Mosha Pasumansky mentioned how strings and sparsity impact performance in the discussion of the Ratio calculation in this old blog post.
Null Grand Totals
Recently some co-workers were building a PivotTable and no matter what they did, they could never get anything more than a blank PivotTable. After a bit of head scratching, I realized what was happening was that the grand total was nulled out, so they were never even able to start the PivotTable properly.
To demonstrate this problem, let’s pretend we want to null out the grand total on the Product Categories hierarchy:
( [Product].[Product Categories].[All Products], [Measures].[Internet Sales Amount] ) = null;
Now if we start a PivotTable and put something other than the Product Categories hierarchy on rows, you’ll see this null grand total prevents us from starting the PivotTable since no rows even show up:
Incidentally, you can tell from the “this will allow parent member to be visible” comment in the code at the top of this blog post that the developers of Adventure Works had this very thing in mind. Since the ~ unary operator caused Statistical Accounts to be null always, it made it impossible to expand that subtotal since it would never appear.
Of course, your users could check the “Show items with no data on rows” option under PivotTable Options… Display. But you can’t expect your users to know to do that. PivotTables are designed for top down analysis. And if the top is null, your PivotTable is not user friendly.
So how do we avoid all three Adventure Works problems created by assigning strings? And how do we avoid the problem of null subtotals and null grand totals?
You will note Mosha Pasumansky’s approach in the blog post above was to use NULL and a four-part format string like '#.#;;;NA'. The problem with that approach is that it doesn’t work in Excel PivotTables. Excel retrieves the VALUE and the FORMAT_STRING cell properties then does the formatting itself. But the formatting code in Excel ignores the fourth part, unfortunately. (As a reminder, format strings are semicolon separated. The first part is for positive numbers, the second part is for negative numbers, the third part is for zero, and the fourth part is for nulls.) So our solution will have to limit itself to three-part format strings which work in Excel.

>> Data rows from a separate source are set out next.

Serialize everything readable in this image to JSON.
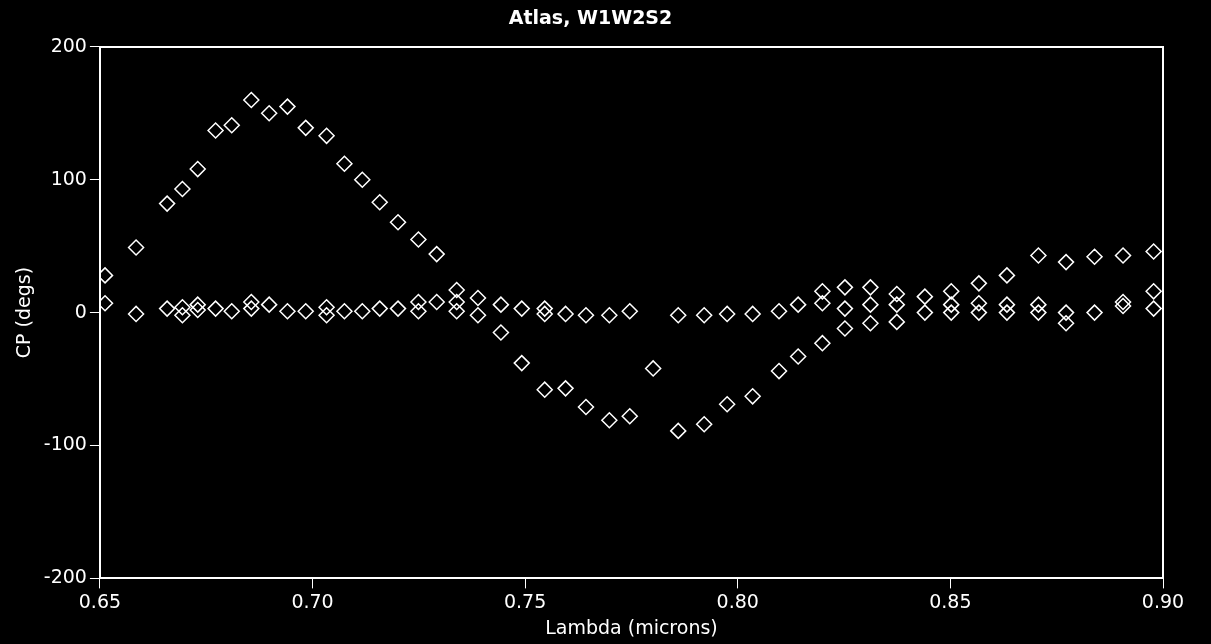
{
  "chart_data": {
    "type": "scatter",
    "title": "Atlas, W1W2S2",
    "xlabel": "Lambda (microns)",
    "ylabel": "CP (degs)",
    "xlim": [
      0.65,
      0.9
    ],
    "xticks": [
      0.65,
      {
        "value": 0.7,
        "label": "0.70"
      },
      0.75,
      {
        "value": 0.8,
        "label": "0.80"
      },
      0.85,
      {
        "value": 0.9,
        "label": "0.90"
      }
    ],
    "ylim": [
      -200,
      200
    ],
    "yticks": [
      -200,
      -100,
      0,
      100,
      200
    ],
    "grid": false,
    "legend": false,
    "marker": "diamond",
    "series": [
      {
        "color": "#ffffff",
        "x": [
          0.6512,
          0.6585,
          0.6658,
          0.6694,
          0.673,
          0.6772,
          0.681,
          0.6856,
          0.6898,
          0.6941,
          0.6984,
          0.7033,
          0.7075,
          0.7117,
          0.7158,
          0.7201,
          0.7249,
          0.7292,
          0.7339,
          0.7443,
          0.7492,
          0.7546,
          0.7595,
          0.7643,
          0.7698,
          0.7746,
          0.7801,
          0.786,
          0.7921,
          0.7975,
          0.8035,
          0.8097,
          0.8142,
          0.8199,
          0.8252,
          0.8312,
          0.8374,
          0.844,
          0.8502,
          0.8567,
          0.8633,
          0.8707,
          0.8772,
          0.8839,
          0.8906,
          0.8978
        ],
        "values": [
          28,
          49,
          82,
          93,
          108,
          137,
          141,
          160,
          150,
          155,
          139,
          133,
          112,
          100,
          83,
          68,
          55,
          44,
          17,
          -15,
          -38,
          -58,
          -57,
          -71,
          -81,
          -78,
          -42,
          -89,
          -84,
          -69,
          -63,
          -44,
          -33,
          -23,
          -12,
          -8,
          -7,
          12,
          16,
          22,
          28,
          43,
          38,
          42,
          43,
          46
        ]
      },
      {
        "color": "#ffffff",
        "x": [
          0.6512,
          0.6585,
          0.6658,
          0.6694,
          0.6694,
          0.673,
          0.673,
          0.6772,
          0.681,
          0.6856,
          0.6856,
          0.6898,
          0.6941,
          0.6984,
          0.7033,
          0.7033,
          0.7075,
          0.7117,
          0.7158,
          0.7201,
          0.7249,
          0.7249,
          0.7292,
          0.7339,
          0.7339,
          0.7389,
          0.7389,
          0.7443,
          0.7492,
          0.7546,
          0.7546,
          0.7595,
          0.7643,
          0.7698,
          0.7746,
          0.786,
          0.7921,
          0.7975,
          0.8035,
          0.8097,
          0.8142,
          0.8199,
          0.8199,
          0.8252,
          0.8252,
          0.8312,
          0.8312,
          0.8374,
          0.8374,
          0.844,
          0.8502,
          0.8502,
          0.8567,
          0.8567,
          0.8633,
          0.8633,
          0.8707,
          0.8707,
          0.8772,
          0.8772,
          0.8839,
          0.8906,
          0.8906,
          0.8978,
          0.8978
        ],
        "values": [
          7,
          -1,
          3,
          4,
          -2,
          6,
          2,
          3,
          1,
          8,
          3,
          6,
          1,
          1,
          4,
          -2,
          1,
          1,
          3,
          3,
          8,
          1,
          8,
          8,
          1,
          11,
          -2,
          6,
          3,
          3,
          -1,
          -1,
          -2,
          -2,
          1,
          -2,
          -2,
          -1,
          -1,
          1,
          6,
          16,
          7,
          19,
          3,
          19,
          6,
          14,
          6,
          0,
          6,
          0,
          7,
          0,
          6,
          0,
          6,
          0,
          0,
          -8,
          0,
          8,
          5,
          16,
          3
        ]
      }
    ]
  }
}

My approach of choice looks like the following:
scope( [Account].[Accounts].&, [Measures].[Amount] ); this = IIf(IsEmpty(Sum([Account].[Accounts].&.Children, [Measures].[Amount])),null,0); Format_String(this) = ";;"; //format zeros as blank end scope;
It is assigning a zero to a cell if any statistical accounts have data in this slice, otherwise it’s assigning null. Then it’s using a custom format string just for the Statistical Accounts subtotal. The format string is just two semicolons. That three-part format string says to format zero as blank. Since the format string is inside the scope statement, we’re only customizing the format string for the Statistical Accounts subtotal.

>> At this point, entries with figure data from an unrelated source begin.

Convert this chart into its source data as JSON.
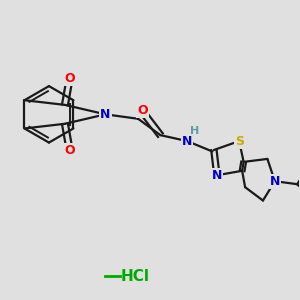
{
  "background_color": "#e0e0e0",
  "bond_color": "#1a1a1a",
  "atom_colors": {
    "O": "#ff0000",
    "N": "#0000cc",
    "S": "#ccaa00",
    "H": "#5f9ea0",
    "Cl": "#00aa00",
    "C": "#1a1a1a"
  },
  "figsize": [
    3.0,
    3.0
  ],
  "dpi": 100
}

If you prefer NA, then you would use the following format string code inside the scope statement:
Format_String(this) = ";;\N\A";
And as discussed above, typically IsEmpty(Sum([Account].[Accounts].&.Children, [Measures].[Amount])) would just be IsEmpty([Measures].[Amount]) but we had to use the more complex expression here because of the ~ unary operators in play.
This approach solves all the problems we were trying to avoid. It doesn’t null out the grand total. It preserves sparsity in the cube. It avoids using expensive strings. It avoids null subtotals and null grand totals. And it is usable in Excel.